The students — Dan Abebayehu, Ann Bailey, Jeff O’Dell, David Holland and Adam Rogers — took an introductory biomedical engineering class, BIOM 200, “Biomedical Design and Discovery,” taught by Biomedical Engineering Prof. William Walker during fall 2008.
“In my class, BIOM 200, students identify their own problems to address,” Walker said. “My job is to ask them a lot of questions and to force them to collect information from a lot of different sources and a lot of different people.”
Walker said in O’Dell’s case, his project was driven by his personal experience in combat.
“In Prof. Walker’s Design and Discovery class, we were assigned to discover 20 problem areas to design a project around,” O’Dell said. “The majority were military ones because of my service.”
O’Dell served as a fire-support specialist in Iraq from August 2005 until December 2006.
“Our top concern was body armor because it’s so heavy, cumbersome and inflexible for many soldiers,” O’Dell said. “We looked into whether the armor would be flexible enough for soldiers to move comfortably around in when they’re in combat.”
Another problem with conventional body armor is that it can only stop one round of armor-piercing bullets.
“We wanted to design body armor with the ability to stop multiple rounds,” Bailey said.
In order to accomplish the group’s goals, the project demanded different fields of expertise in the sciences.
“We had to draw on mechanical engineering, and the project involved a lot of material science,” O’Dell said. “We put it all together, and it gelled nicely.”
The students also drew on the expertise of Hadyn Wadley, professor of materials science and engineering.

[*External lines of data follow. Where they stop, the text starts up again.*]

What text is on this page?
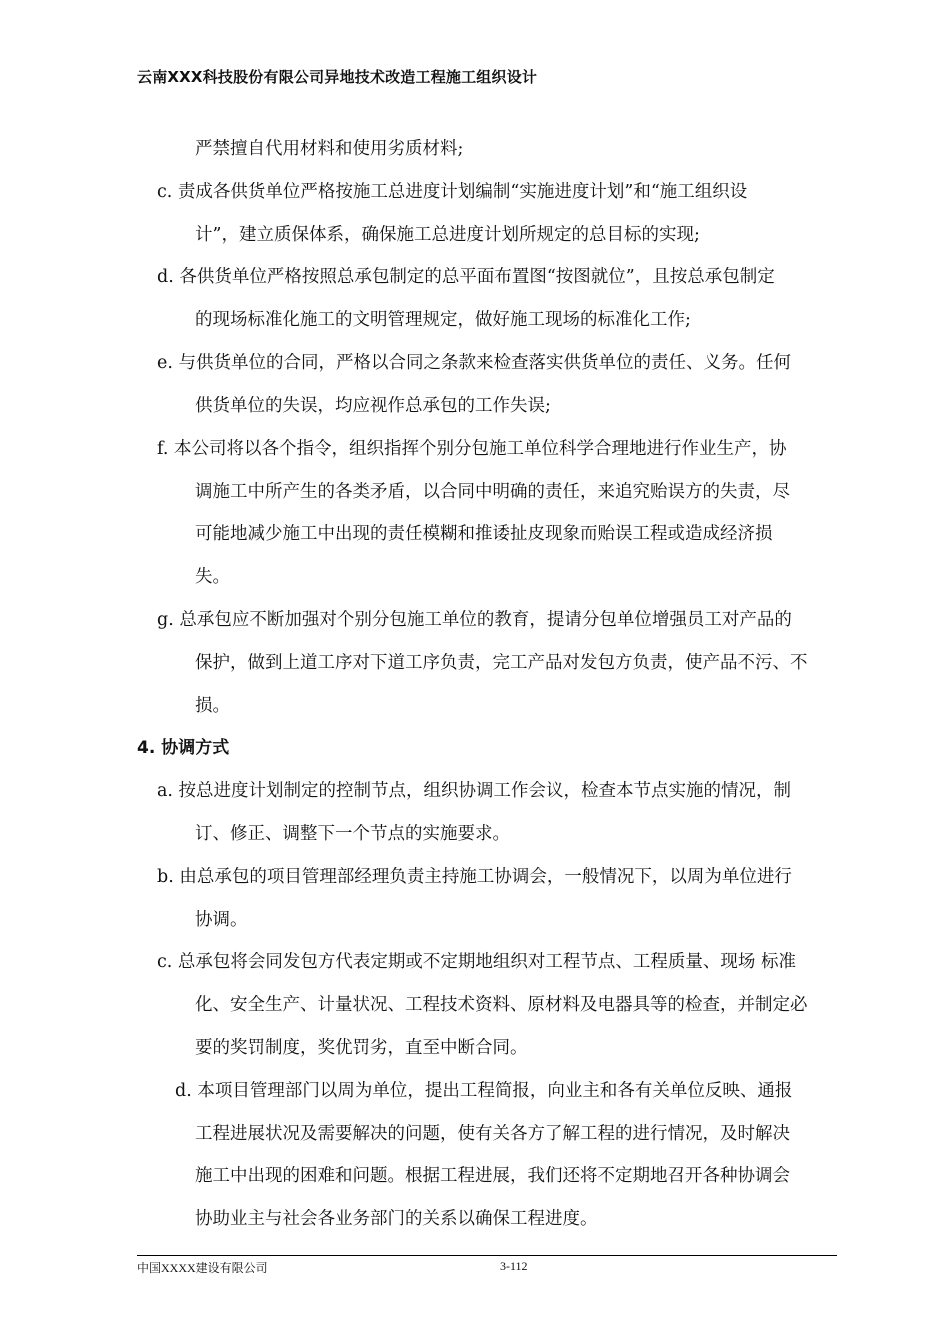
云南XXX科技股份有限公司异地技术改造工程施工组织设计
严禁擅自代用材料和使用劣质材料;
c. 责成各供货单位严格按施工总进度计划编制“实施进度计划”和“施工组织设
计”，建立质保体系，确保施工总进度计划所规定的总目标的实现;
d. 各供货单位严格按照总承包制定的总平面布置图“按图就位”，且按总承包制定
的现场标准化施工的文明管理规定，做好施工现场的标准化工作;
e. 与供货单位的合同，严格以合同之条款来检查落实供货单位的责任、义务。任何
供货单位的失误，均应视作总承包的工作失误;
f. 本公司将以各个指令，组织指挥个别分包施工单位科学合理地进行作业生产，协
调施工中所产生的各类矛盾，以合同中明确的责任，来追究贻误方的失责，尽
可能地减少施工中出现的责任模糊和推诿扯皮现象而贻误工程或造成经济损
失。
g. 总承包应不断加强对个别分包施工单位的教育，提请分包单位增强员工对产品的
保护，做到上道工序对下道工序负责，完工产品对发包方负责，使产品不污、不
损。
4. 协调方式
a. 按总进度计划制定的控制节点，组织协调工作会议，检查本节点实施的情况，制
订、修正、调整下一个节点的实施要求。
b. 由总承包的项目管理部经理负责主持施工协调会，一般情况下，以周为单位进行
协调。
c. 总承包将会同发包方代表定期或不定期地组织对工程节点、工程质量、现场 标准
化、安全生产、计量状况、工程技术资料、原材料及电器具等的检查，并制定必
要的奖罚制度，奖优罚劣，直至中断合同。
d. 本项目管理部门以周为单位，提出工程简报，向业主和各有关单位反映、通报
工程进展状况及需要解决的问题，使有关各方了解工程的进行情况，及时解决
施工中出现的困难和问题。根据工程进展，我们还将不定期地召开各种协调会
协助业主与社会各业务部门的关系以确保工程进度。
中国XXXX建设有限公司	3-112
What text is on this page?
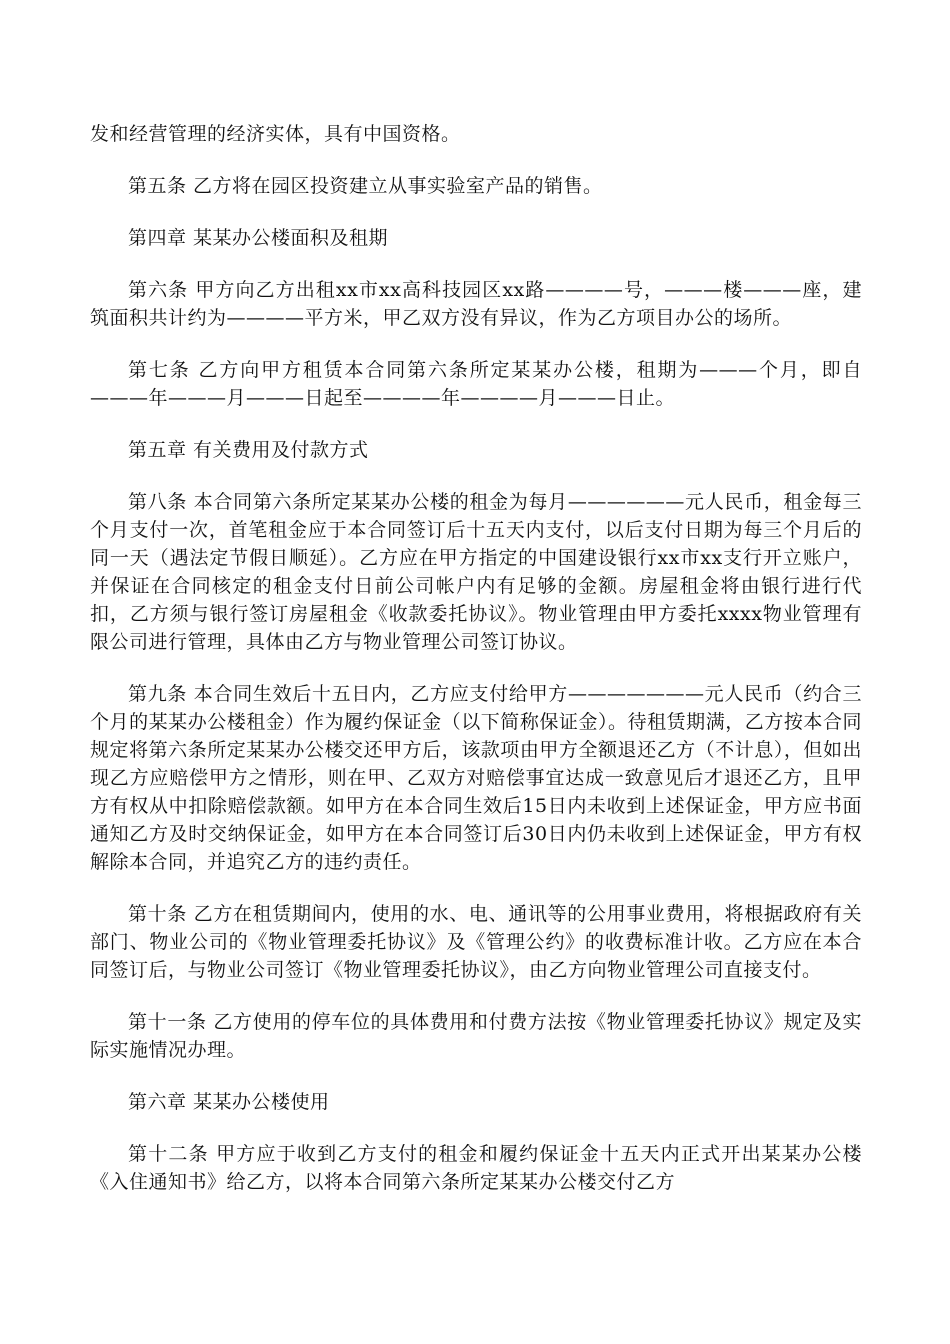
发和经营管理的经济实体，具有中国资格。

第五条 乙方将在园区投资建立从事实验室产品的销售。

第四章 某某办公楼面积及租期

第六条 甲方向乙方出租xx市xx高科技园区xx路————号，———楼———座，建筑面积共计约为————平方米，甲乙双方没有异议，作为乙方项目办公的场所。

第七条 乙方向甲方租赁本合同第六条所定某某办公楼，租期为———个月，即自———年———月———日起至————年————月———日止。

第五章 有关费用及付款方式

第八条 本合同第六条所定某某办公楼的租金为每月——————元人民币，租金每三个月支付一次，首笔租金应于本合同签订后十五天内支付，以后支付日期为每三个月后的同一天（遇法定节假日顺延）。乙方应在甲方指定的中国建设银行xx市xx支行开立账户，并保证在合同核定的租金支付日前公司帐户内有足够的金额。房屋租金将由银行进行代扣，乙方须与银行签订房屋租金《收款委托协议》。物业管理由甲方委托xxxx物业管理有限公司进行管理，具体由乙方与物业管理公司签订协议。

第九条 本合同生效后十五日内，乙方应支付给甲方———————元人民币（约合三个月的某某办公楼租金）作为履约保证金（以下简称保证金）。待租赁期满，乙方按本合同规定将第六条所定某某办公楼交还甲方后，该款项由甲方全额退还乙方（不计息），但如出现乙方应赔偿甲方之情形，则在甲、乙双方对赔偿事宜达成一致意见后才退还乙方，且甲方有权从中扣除赔偿款额。如甲方在本合同生效后15日内未收到上述保证金，甲方应书面通知乙方及时交纳保证金，如甲方在本合同签订后30日内仍未收到上述保证金，甲方有权解除本合同，并追究乙方的违约责任。

第十条 乙方在租赁期间内，使用的水、电、通讯等的公用事业费用，将根据政府有关部门、物业公司的《物业管理委托协议》及《管理公约》的收费标准计收。乙方应在本合同签订后，与物业公司签订《物业管理委托协议》，由乙方向物业管理公司直接支付。

第十一条 乙方使用的停车位的具体费用和付费方法按《物业管理委托协议》规定及实际实施情况办理。

第六章 某某办公楼使用

第十二条 甲方应于收到乙方支付的租金和履约保证金十五天内正式开出某某办公楼《入住通知书》给乙方，以将本合同第六条所定某某办公楼交付乙方
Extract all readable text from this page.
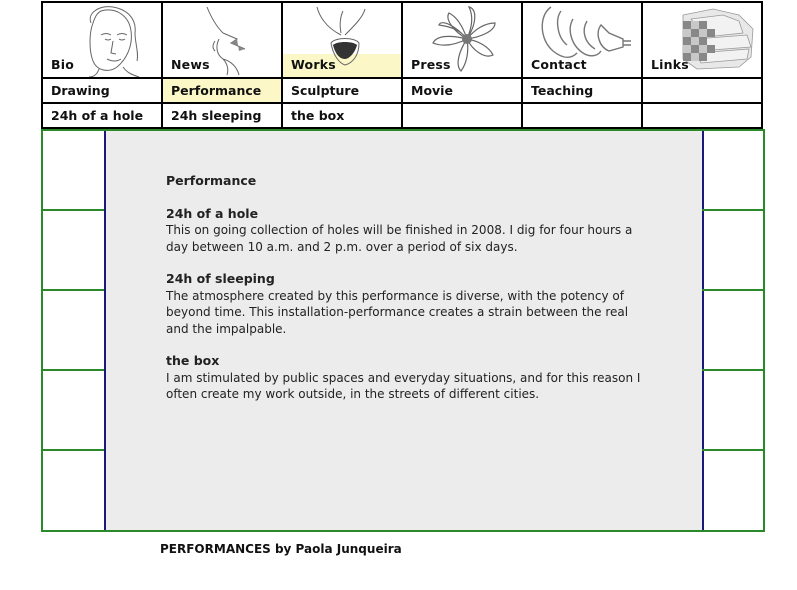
Bio	News	Works	Press	Contact	Links

Drawing	Performance	Sculpture	Movie	Teaching	

24h of a hole	24h sleeping	the box			

Performance
24h of a hole

This on going collection of holes will be finished in 2008. I dig for four hours a day between 10 a.m. and 2 p.m. over a period of six days.

24h of sleeping

The atmosphere created by this performance is diverse, with the potency of beyond time. This installation-performance creates a strain between the real and the impalpable.

the box

I am stimulated by public spaces and everyday situations, and for this reason I often create my work outside, in the streets of different cities.

PERFORMANCES by Paola Junqueira
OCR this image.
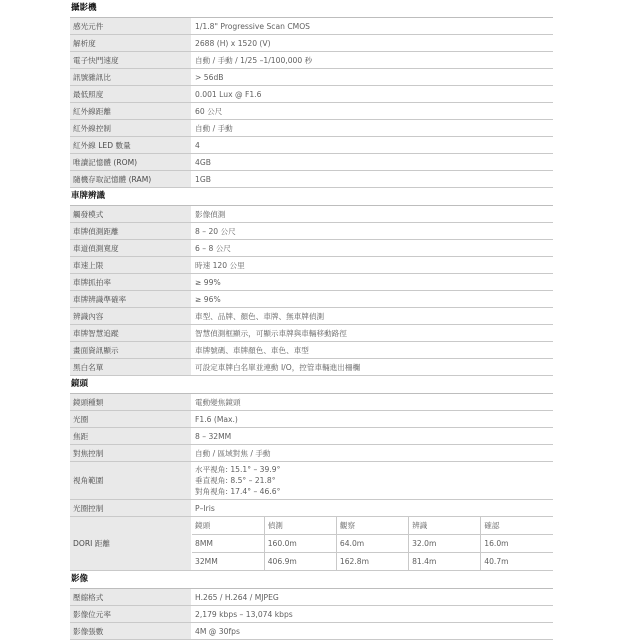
攝影機
感光元件	1/1.8" Progressive Scan CMOS
解析度	2688 (H) x 1520 (V)
電子快門速度	自動 / 手動 / 1/25 –1/100,000 秒
訊號雜訊比	> 56dB
最低照度	0.001 Lux @ F1.6
紅外線距離	60 公尺
紅外線控制	自動 / 手動
紅外線 LED 數量	4
唯讀記憶體 (ROM)	4GB
隨機存取記憶體 (RAM)	1GB
車牌辨識
觸發模式	影像偵測
車牌偵測距離	8 – 20 公尺
車道偵測寬度	6 – 8 公尺
車速上限	時速 120 公里
車牌抓拍率	≥ 99%
車牌辨識準確率	≥ 96%
辨識內容	車型、品牌、顏色、車牌、無車牌偵測
車牌智慧追蹤	智慧偵測框顯示，可顯示車牌與車輛移動路徑
畫面資訊顯示	車牌號碼、車牌顏色、車色、車型
黑白名單	可設定車牌白名單並連動 I/O，控管車輛進出柵欄
鏡頭
鏡頭種類	電動變焦鏡頭
光圈	F1.6 (Max.)
焦距	8 – 32MM
對焦控制	自動 / 區域對焦 / 手動
視角範圍	
水平視角: 15.1° – 39.9°
垂直視角: 8.5° – 21.8°
對角視角: 17.4° – 46.6°

光圈控制	P–Iris
DORI 距離	
鏡頭	偵測	觀察	辨識	確認
8MM	160.0m	64.0m	32.0m	16.0m
32MM	406.9m	162.8m	81.4m	40.7m
影像
壓縮格式	H.265 / H.264 / MJPEG
影像位元率	2,179 kbps – 13,074 kbps
影像張數	4M @ 30fps
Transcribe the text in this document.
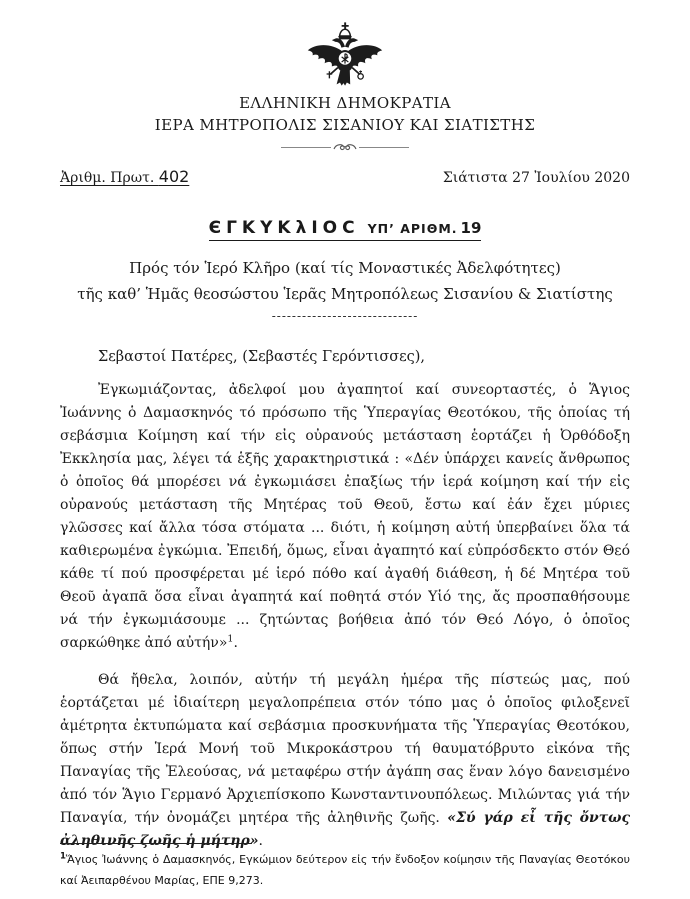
ΕΛΛΗΝΙΚΗ ΔΗΜΟΚΡΑΤΙΑ
ΙΕΡΑ ΜΗΤΡΟΠΟΛΙΣ ΣΙΣΑΝΙΟΥ ΚΑΙ ΣΙΑΤΙΣΤΗΣ
Ἀριθμ. Πρωτ. 402	Σιάτιστα 27 Ἰουλίου 2020
ЄΓΚΥΚλΙΟϹ ΥΠ’ ΑΡΙΘΜ. 19
Πρός τόν Ἱερό Κλῆρο (καί τίς Μοναστικές Ἀδελφότητες)
τῆς καθ’ Ἡμᾶς θεοσώστου Ἱερᾶς Μητροπόλεως Σισανίου & Σιατίστης
-----------------------------
Σεβαστοί Πατέρες, (Σεβαστές Γερόντισσες),

Ἐγκωμιάζοντας, ἀδελφοί μου ἀγαπητοί καί συνεορταστές, ὁ Ἅγιος Ἰωάννης ὁ Δαμασκηνός τό πρόσωπο τῆς Ὑπεραγίας Θεοτόκου, τῆς ὁποίας τή σεβάσμια Κοίμηση καί τήν εἰς οὐρανούς μετάσταση ἑορτάζει ἡ Ὀρθόδοξη Ἐκκλησία μας, λέγει τά ἑξῆς χαρακτηριστικά : «Δέν ὑπάρχει κανείς ἄνθρωπος ὁ ὁποῖος θά μπορέσει νά ἐγκωμιάσει ἐπαξίως τήν ἱερά κοίμηση καί τήν εἰς οὐρανούς μετάσταση τῆς Μητέρας τοῦ Θεοῦ, ἔστω καί ἐάν ἔχει μύριες γλῶσσες καί ἄλλα τόσα στόματα ... διότι, ἡ κοίμηση αὐτή ὑπερβαίνει ὅλα τά καθιερωμένα ἐγκώμια. Ἐπειδή, ὅμως, εἶναι ἀγαπητό καί εὐπρόσδεκτο στόν Θεό κάθε τί πού προσφέρεται μέ ἱερό πόθο καί ἀγαθή διάθεση, ἡ δέ Μητέρα τοῦ Θεοῦ ἀγαπᾶ ὅσα εἶναι ἀγαπητά καί ποθητά στόν Υἱό της, ἄς προσπαθήσουμε νά τήν ἐγκωμιάσουμε ... ζητώντας βοήθεια ἀπό τόν Θεό Λόγο, ὁ ὁποῖος σαρκώθηκε ἀπό αὐτήν»$^1$.

Θά ἤθελα, λοιπόν, αὐτήν τή μεγάλη ἡμέρα τῆς πίστεώς μας, πού ἑορτάζεται μέ ἰδιαίτερη μεγαλοπρέπεια στόν τόπο μας ὁ ὁποῖος φιλοξενεῖ ἀμέτρητα ἐκτυπώματα καί σεβάσμια προσκυνήματα τῆς Ὑπεραγίας Θεοτόκου, ὅπως στήν Ἱερά Μονή τοῦ Μικροκάστρου τή θαυματόβρυτο εἰκόνα τῆς Παναγίας τῆς Ἐλεούσας, νά μεταφέρω στήν ἀγάπη σας ἕναν λόγο δανεισμένο ἀπό τόν Ἅγιο Γερμανό Ἀρχιεπίσκοπο Κωνσταντινουπόλεως. Μιλώντας γιά τήν Παναγία, τήν ὀνομάζει μητέρα τῆς ἀληθινῆς ζωῆς. «Σύ γάρ εἶ τῆς ὄντως ἀληθινῆς ζωῆς ἡ μήτηρ».

$^1$Ἅγιος Ἰωάννης ὁ Δαμασκηνός, Εγκώμιον δεύτερον εἰς τήν ἔνδοξον κοίμησιν τῆς Παναγίας Θεοτόκου καί Ἀειπαρθένου Μαρίας, ΕΠΕ 9,273.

“Wadley is an armor specialist and he helped put us on the right track of finding the right concept of armor to focus on,” O’Dell said.
The project is drawing significant interest from the U.S. Army as well as the private sector.
“Right now, we’re doing testing with a company that specializes in armor,” O’Dell said. “The Army is going to put it through testing next month.”
There is also a strong possibility that the armor testing could branch out into other applications.
“We were focused on developing body armor and we stumbled on something for vehicle armor,” O’Dell said.
Walker said O’Dell’s project is one of many in his class concentrating on designing project-oriented solutions for real-world problems rather than solely research-oriented initiatives.
“I had a team working on a new design for microscopic surgery tools, another working on a design of a new method of wound closure and another working on a low-cost water filtration system for developing countries,” Walker said. “The class is about developing real solutions to real problems.”